The invention claimed is:

1. A stenographic translation system, comprising:

(a) a stenographic processor device for converting lexical stroke symbols to a first output having a time value, said first output comprising units of (i) language text words and (ii) sets of undefined lexical stroke symbols,

(b) a speech recognition system for converting utterance to a second output having a time value, said second output comprising units of (i) language text words and (ii) textual symbols to indicate undefined utterances,

(c) means for matching units of said first output with corresponding units of said second output within a time window to provide paired units, and

(d) outputting means for processing said paired units for outputting from each paired unit a unit selected from the group consisting of language text words and sets of undefined lexical stroke symbols.

2. The stenographic translation system of claim 1 wherein said units have corresponding system clock time values to facilitate matching thereof.

3. The stenographic translation system of claim 1 wherein said stenographic processor device comprises (i) stroke symbol means for providing a sequence of lexical stroke symbols, (ii) a scan chart memory for storing a selected list of lexical stroke symbols and language text parts associated with (A) the lexical stroke symbols and (B) combinations of the lexical stroke symbols, and (iii) a translator means for matching selected lexical stroke symbols from the stroke symbol means with entries from the scan chart memory to define language parts and means for combining the language parts to define a translation in language text format.

4. The stenographic translation system of claim 1 wherein said speech recognition system comprises (i) a stored vocabulary of word models, (ii) means for converting utterances into word models, and (iii) means for matching the converted utterance word models with the vocabulary word models to provide said second output.

5. The stenographic translation system of claim 1 wherein speech recognition device comprises a dictionary, said stenographic translation system comprising means for updating said dictionary by using the outputted language text words from the stenographic translation system.
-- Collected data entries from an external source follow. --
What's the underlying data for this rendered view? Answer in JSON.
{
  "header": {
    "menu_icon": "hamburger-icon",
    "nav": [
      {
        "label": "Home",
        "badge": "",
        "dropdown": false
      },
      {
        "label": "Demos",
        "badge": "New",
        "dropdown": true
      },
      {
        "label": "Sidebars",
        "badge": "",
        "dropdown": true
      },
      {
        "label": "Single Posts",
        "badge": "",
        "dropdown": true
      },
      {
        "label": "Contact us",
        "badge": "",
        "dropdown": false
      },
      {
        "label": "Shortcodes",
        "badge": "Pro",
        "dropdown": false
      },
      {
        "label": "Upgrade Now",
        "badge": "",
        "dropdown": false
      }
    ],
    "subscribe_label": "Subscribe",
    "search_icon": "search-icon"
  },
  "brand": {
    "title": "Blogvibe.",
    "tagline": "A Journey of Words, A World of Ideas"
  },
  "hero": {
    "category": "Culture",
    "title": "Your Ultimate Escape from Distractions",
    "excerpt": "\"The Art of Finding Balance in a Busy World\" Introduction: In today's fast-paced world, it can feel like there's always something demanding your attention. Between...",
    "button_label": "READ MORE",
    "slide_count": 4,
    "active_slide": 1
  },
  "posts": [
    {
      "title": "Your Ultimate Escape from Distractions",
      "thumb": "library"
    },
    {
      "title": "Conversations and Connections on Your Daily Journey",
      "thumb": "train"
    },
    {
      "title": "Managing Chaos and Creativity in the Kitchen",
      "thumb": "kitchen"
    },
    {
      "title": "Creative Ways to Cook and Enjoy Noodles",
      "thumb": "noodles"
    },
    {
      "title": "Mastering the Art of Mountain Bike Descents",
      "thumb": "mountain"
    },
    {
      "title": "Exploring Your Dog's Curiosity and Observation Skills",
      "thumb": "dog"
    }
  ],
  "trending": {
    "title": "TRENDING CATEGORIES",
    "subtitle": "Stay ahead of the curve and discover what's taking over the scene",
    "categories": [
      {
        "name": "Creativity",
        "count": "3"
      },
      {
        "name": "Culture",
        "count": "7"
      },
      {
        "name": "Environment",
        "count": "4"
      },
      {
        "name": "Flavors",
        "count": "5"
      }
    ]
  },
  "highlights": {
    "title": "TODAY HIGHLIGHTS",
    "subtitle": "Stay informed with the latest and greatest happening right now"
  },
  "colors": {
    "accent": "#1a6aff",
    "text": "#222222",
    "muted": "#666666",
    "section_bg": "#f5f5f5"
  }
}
6. A method for providing a stenographic translation of utterances, said method comprising:

(a) providing stenographic key strokes corresponding to said utterances,

(b) translating said strokes into first units comprising words in language text format and undefined lexical stroke sets,

(c) providing word models corresponding to said utterances,

(d) translating said word models into second units comprising words in language text formats an textual symbols to indicate undefined utterances,

(e) matching said first units with said second units to provide pairs of corresponding units,

(f) outputting a word from each pair comprising a word.

7. The method of claim 6 comprising outputting at least one lexical stroke for pairs comprising a first unit wherein the pair is free of words.

8. The method of claim 6 wherein said first and said second unit each have a system clock time value associated therewith to facilitate matching of said first unit and said second unit.